The protests against the restrictions imposed by China in its “zero covid” strategy extended this Saturday and Sunday (11.27.2022) to major cities such as Beijing, Shanghai or Nanjing, after the death of a dozen people in a fire building apparently confined to construction.
Shanghai police used pepper spray on about 300 protesters, according to a witness. They gathered on Saturday night to mourn the deaths of at least 10 people in a fire that broke out last week in Urumqi, in the country’s northwest Xinjiang region.
Videos posted on social media claiming to have been filmed in Nanjing, Guangzhou and at least five other cities showed protesters grappling with police in white protective suits or dismantling barricades used to cordon off neighborhoods.
While the official press does not report the incidents, some recordings showed how dozens of people yesterday tore down the fences with which the authorities close the confined residential complexes in the vast Tiantongyuan residential complex, north of Beijing, sometimes described by the media Chinese as the largest in Asia, with about 700,000 residents.
High levels of infections in Beijing
The Chinese capital, particularly protected against outbreaks since 2020, is now experiencing its highest levels of infections: according to the latest official report, more than 4,300 new cases were detected this Saturday, of which 82% are asymptomatic according to the standards of the health authorities.
These figures, low by international standards but intolerable for the Chinese authorities, have led to restrictions and confinements that affect a large part of the capital’s population, as has already happened this year in other areas of the country such as Urumqi or the eastern megalopolis of Shanghai, which this year it experienced a harsh lockdown that lasted more than two months in some areas.
Precisely in that city, and precisely in Urumqi street, hundreds of people gathered yesterday evening to celebrate a vigil in memory of those who died in the fire which passed in a mostly peaceful manner, according to online testimonies, including some say there have been arrests.
Recordings show groups of protesters chanting “Those who refuse to be slaves, stand up” – a verse from China’s national anthem – or “The International”, shouting “we want freedom”, “we don’t want to take PCR tests “. or “who fuck QR codes”, referring to the obligation to scan health QR codes with a mobile application at the entrance to any establishment or even in parks so that, when the authorities detect an infection, they can determine who has had it always in contact with that person.
Slogan against the communist regime
At one point in the night, a group of people even chanted “Down with the Communist Party, down with Xi Jinping,” a rare public display of disapproval of the country’s leader’s policies.
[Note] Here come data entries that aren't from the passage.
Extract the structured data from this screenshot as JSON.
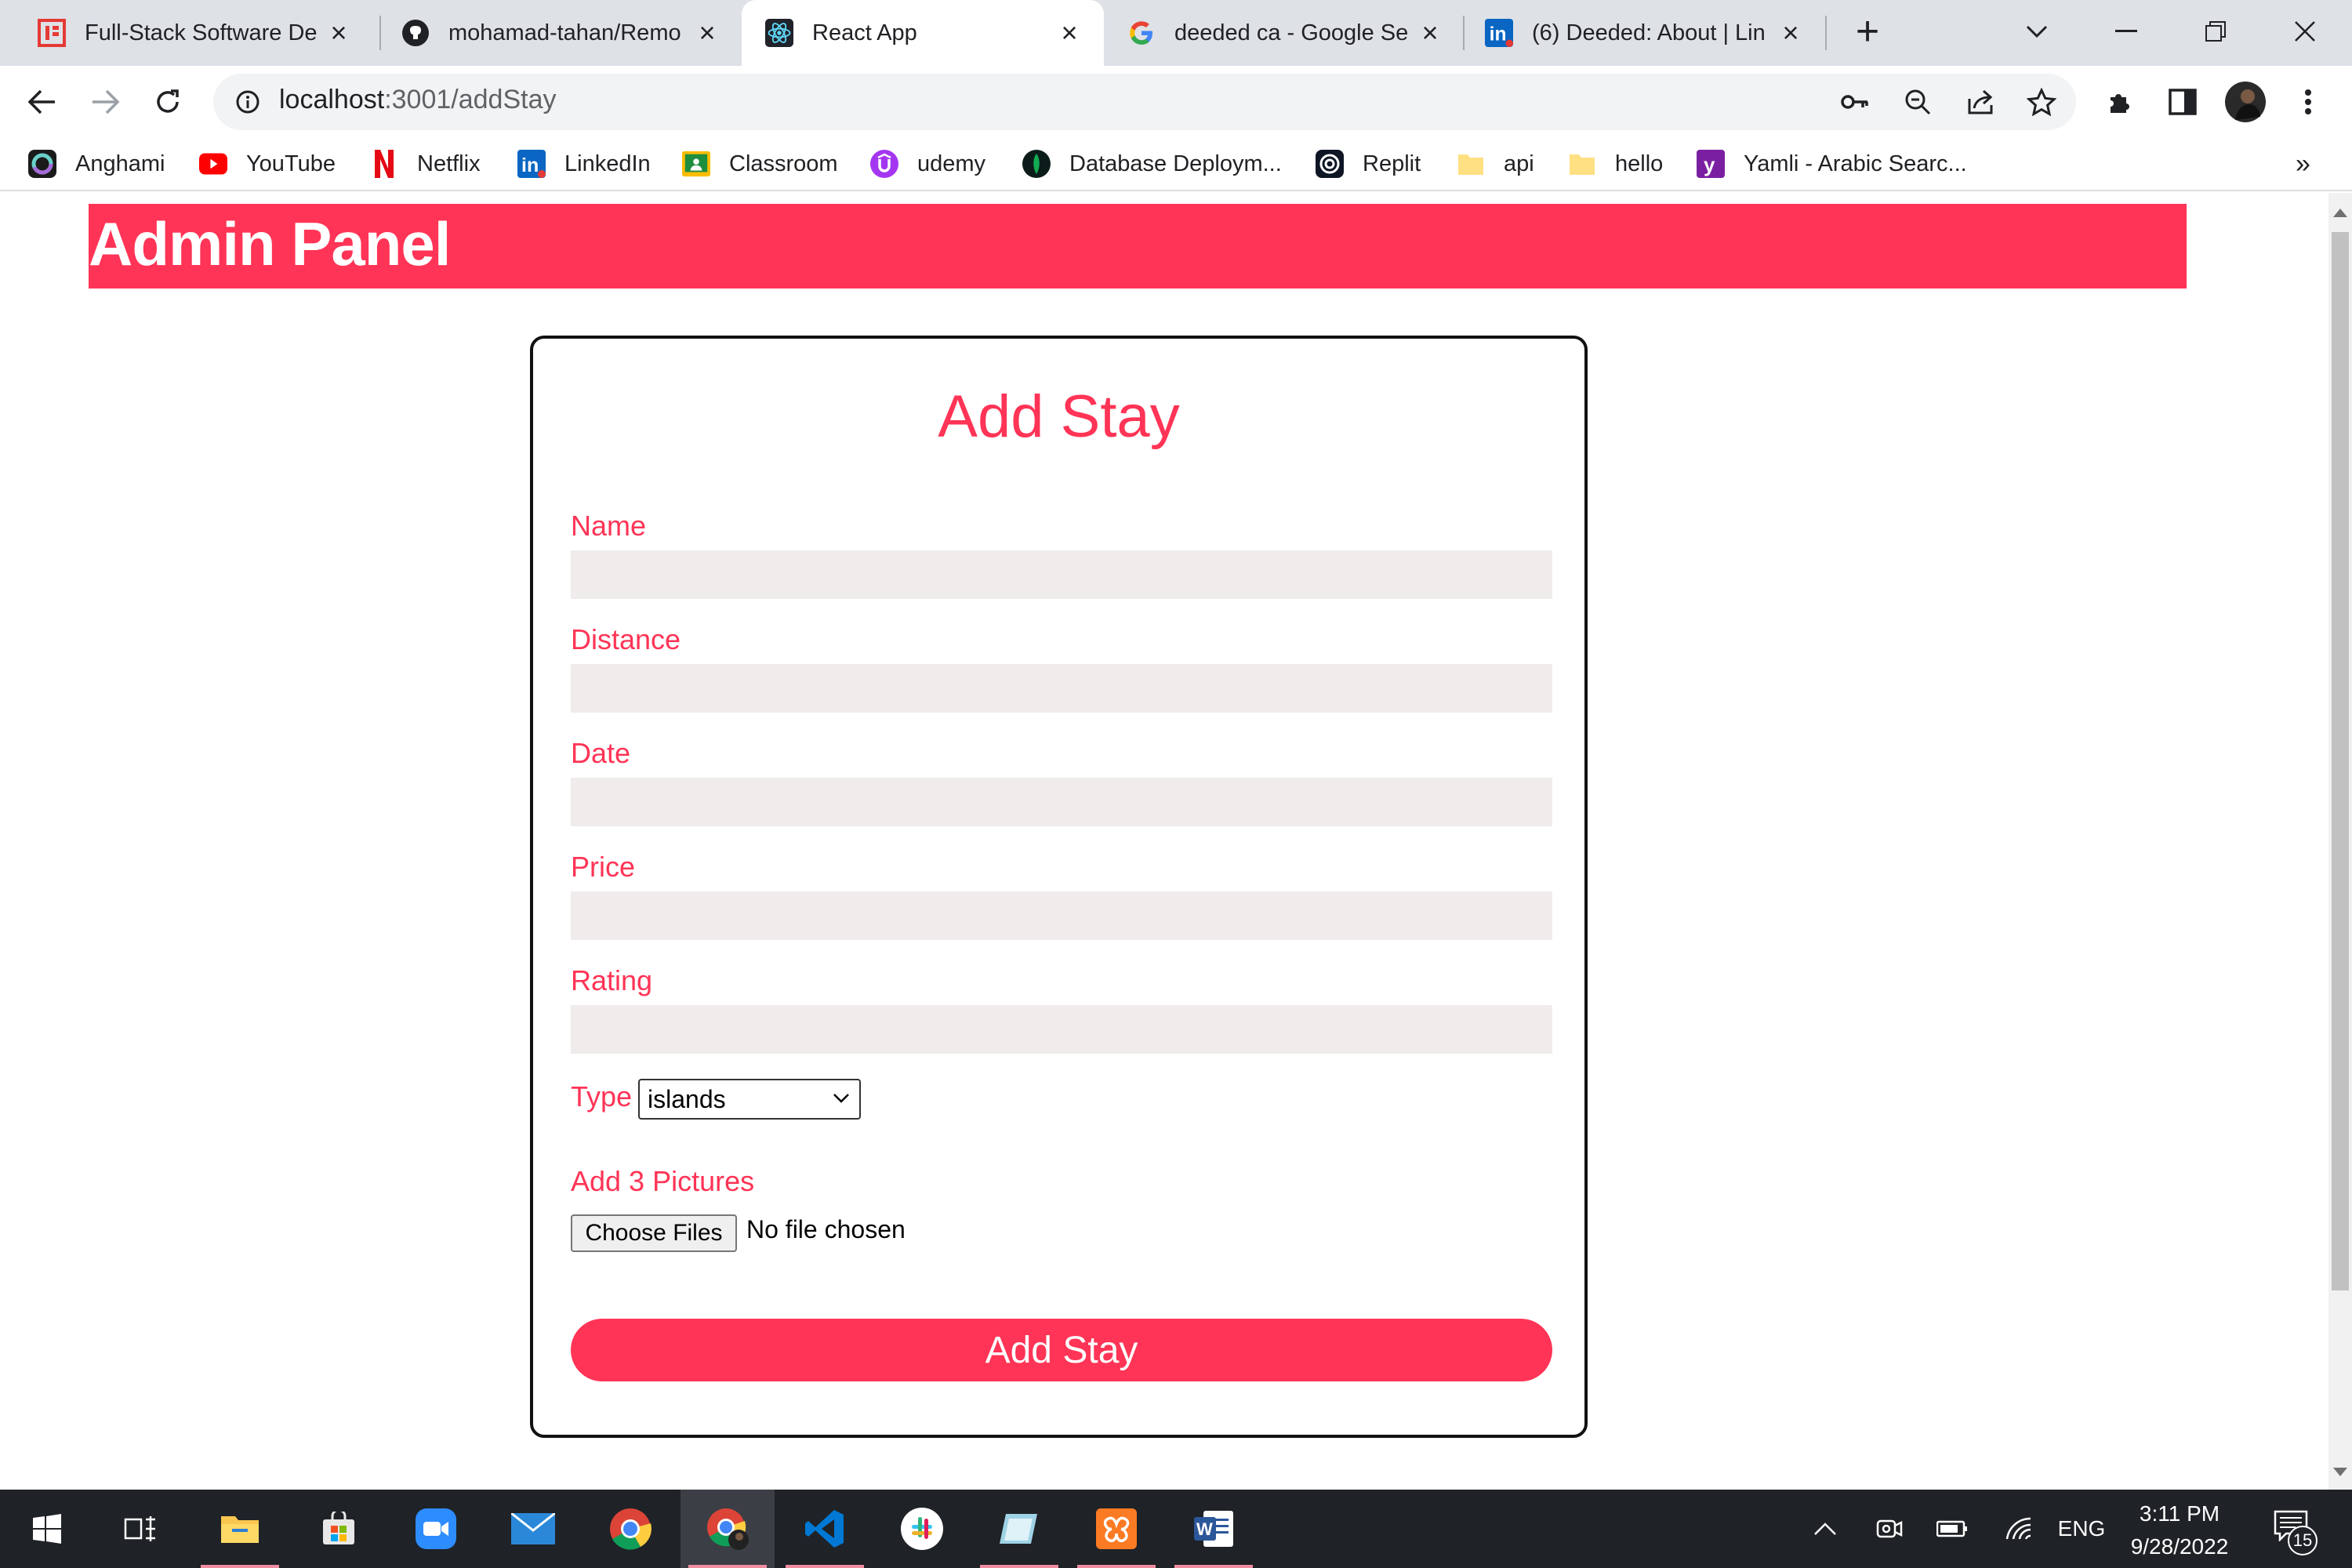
{
  "browser": {
    "tabs": [
      {
        "title": "Full-Stack Software De",
        "icon": "generic-site-icon"
      },
      {
        "title": "mohamad-tahan/Remo",
        "icon": "github-icon"
      },
      {
        "title": "React App",
        "icon": "react-icon",
        "active": true
      },
      {
        "title": "deeded ca - Google Se",
        "icon": "google-icon"
      },
      {
        "title": "(6) Deeded: About | Lin",
        "icon": "linkedin-icon"
      }
    ],
    "url_host": "localhost",
    "url_path": ":3001/addStay",
    "bookmarks": [
      {
        "label": "Anghami",
        "icon": "anghami-icon"
      },
      {
        "label": "YouTube",
        "icon": "youtube-icon"
      },
      {
        "label": "Netflix",
        "icon": "netflix-icon"
      },
      {
        "label": "LinkedIn",
        "icon": "linkedin-icon"
      },
      {
        "label": "Classroom",
        "icon": "classroom-icon"
      },
      {
        "label": "udemy",
        "icon": "udemy-icon"
      },
      {
        "label": "Database Deploym...",
        "icon": "database-icon"
      },
      {
        "label": "Replit",
        "icon": "replit-icon"
      },
      {
        "label": "api",
        "icon": "folder-icon"
      },
      {
        "label": "hello",
        "icon": "folder-icon"
      },
      {
        "label": "Yamli - Arabic Searc...",
        "icon": "yamli-icon"
      }
    ],
    "more_bookmarks": "»"
  },
  "page": {
    "header_title": "Admin Panel",
    "form": {
      "title": "Add Stay",
      "fields": [
        {
          "label": "Name",
          "value": ""
        },
        {
          "label": "Distance",
          "value": ""
        },
        {
          "label": "Date",
          "value": ""
        },
        {
          "label": "Price",
          "value": ""
        },
        {
          "label": "Rating",
          "value": ""
        }
      ],
      "type_label": "Type",
      "type_value": "islands",
      "pictures_label": "Add 3 Pictures",
      "choose_files": "Choose Files",
      "no_file": "No file chosen",
      "submit": "Add Stay"
    }
  },
  "taskbar": {
    "apps": [
      "start-icon",
      "task-view-icon",
      "file-explorer-icon",
      "store-icon",
      "zoom-icon",
      "mail-icon",
      "chrome-icon",
      "chrome-profile-icon",
      "vscode-icon",
      "slack-icon",
      "notes-icon",
      "xampp-icon",
      "word-icon"
    ],
    "language": "ENG",
    "time": "3:11 PM",
    "date": "9/28/2022",
    "notifications": "15"
  },
  "colors": {
    "accent": "#ff3456",
    "input_bg": "#f0ecec",
    "tabstrip_bg": "#dee1e6",
    "taskbar_bg": "#1f2226"
  }
}
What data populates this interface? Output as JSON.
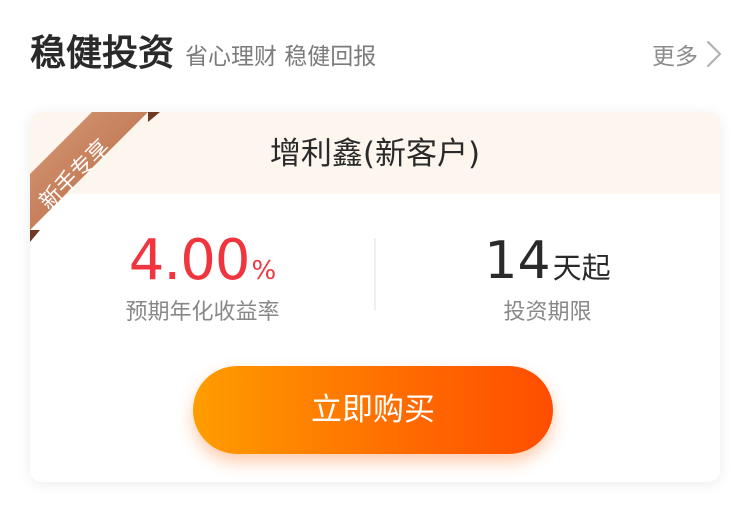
{
  "section": {
    "title": "稳健投资",
    "subtitle": "省心理财 稳健回报",
    "more_label": "更多"
  },
  "product": {
    "badge": "新手专享",
    "name": "增利鑫(新客户)",
    "rate": {
      "value": "4.00",
      "unit": "%",
      "label": "预期年化收益率"
    },
    "term": {
      "value": "14",
      "unit": "天起",
      "label": "投资期限"
    },
    "buy_label": "立即购买"
  },
  "colors": {
    "rate_red": "#f0353f",
    "button_start": "#ff9d00",
    "button_end": "#ff4d00",
    "ribbon": "#c57f5b",
    "card_head_bg": "#fdf6ef"
  },
  "icons": {
    "more": "chevron-right-icon"
  }
}
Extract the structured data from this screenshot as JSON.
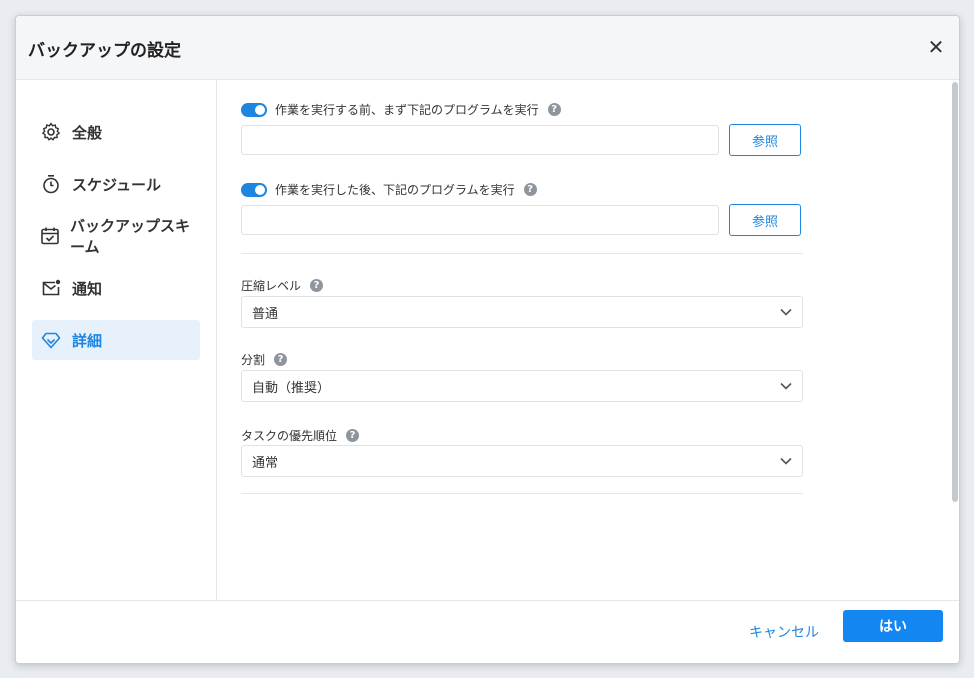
{
  "dialog": {
    "title": "バックアップの設定",
    "close_icon": "close-icon"
  },
  "sidebar": {
    "items": [
      {
        "label": "全般",
        "icon": "gear-icon"
      },
      {
        "label": "スケジュール",
        "icon": "timer-icon"
      },
      {
        "label": "バックアップスキーム",
        "icon": "calendar-check-icon"
      },
      {
        "label": "通知",
        "icon": "mail-notification-icon"
      },
      {
        "label": "詳細",
        "icon": "diamond-icon",
        "active": true
      }
    ]
  },
  "pre_program": {
    "enabled": true,
    "label": "作業を実行する前、まず下記のプログラムを実行",
    "path_value": "",
    "browse_label": "参照"
  },
  "post_program": {
    "enabled": true,
    "label": "作業を実行した後、下記のプログラムを実行",
    "path_value": "",
    "browse_label": "参照"
  },
  "compression": {
    "label": "圧縮レベル",
    "value": "普通"
  },
  "split": {
    "label": "分割",
    "value": "自動（推奨）"
  },
  "priority": {
    "label": "タスクの優先順位",
    "value": "通常"
  },
  "footer": {
    "cancel_label": "キャンセル",
    "ok_label": "はい"
  },
  "colors": {
    "accent": "#1f86e0",
    "primary_button": "#1486f2",
    "active_bg": "#e6f1fc"
  }
}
According to the specialized portal What’s On Weibo, numerous commentators of the Weibo social network – the local equivalent of Twitter, censored in the country – expressed support for the vigil but, above all, asked the participants to protect themselves, before the censors of the platform banned to comment on the etiquette used to talk about the topic.
The same portal indicates that, at a university in the eastern city of Nanjing, many students gathered on campus last night and lit the flashlights of their cell phones as a vigil for those killed in Urumqi.
Meanwhile in another university, in this case in Xi’an (downtown), a city also victim of harsh lockdowns, a group of students took to the streets of the campus to express their discontent with the anti-covid lockdowns, which they also this year was a major drag on the national economy.
According to data from the National Health Commission, China broke the covid infection record for the fourth consecutive day by detecting nearly 40,000 new infections this Saturday, although more than 90% of them are considered asymptomatic and do not add to the official case tolls . confirmed.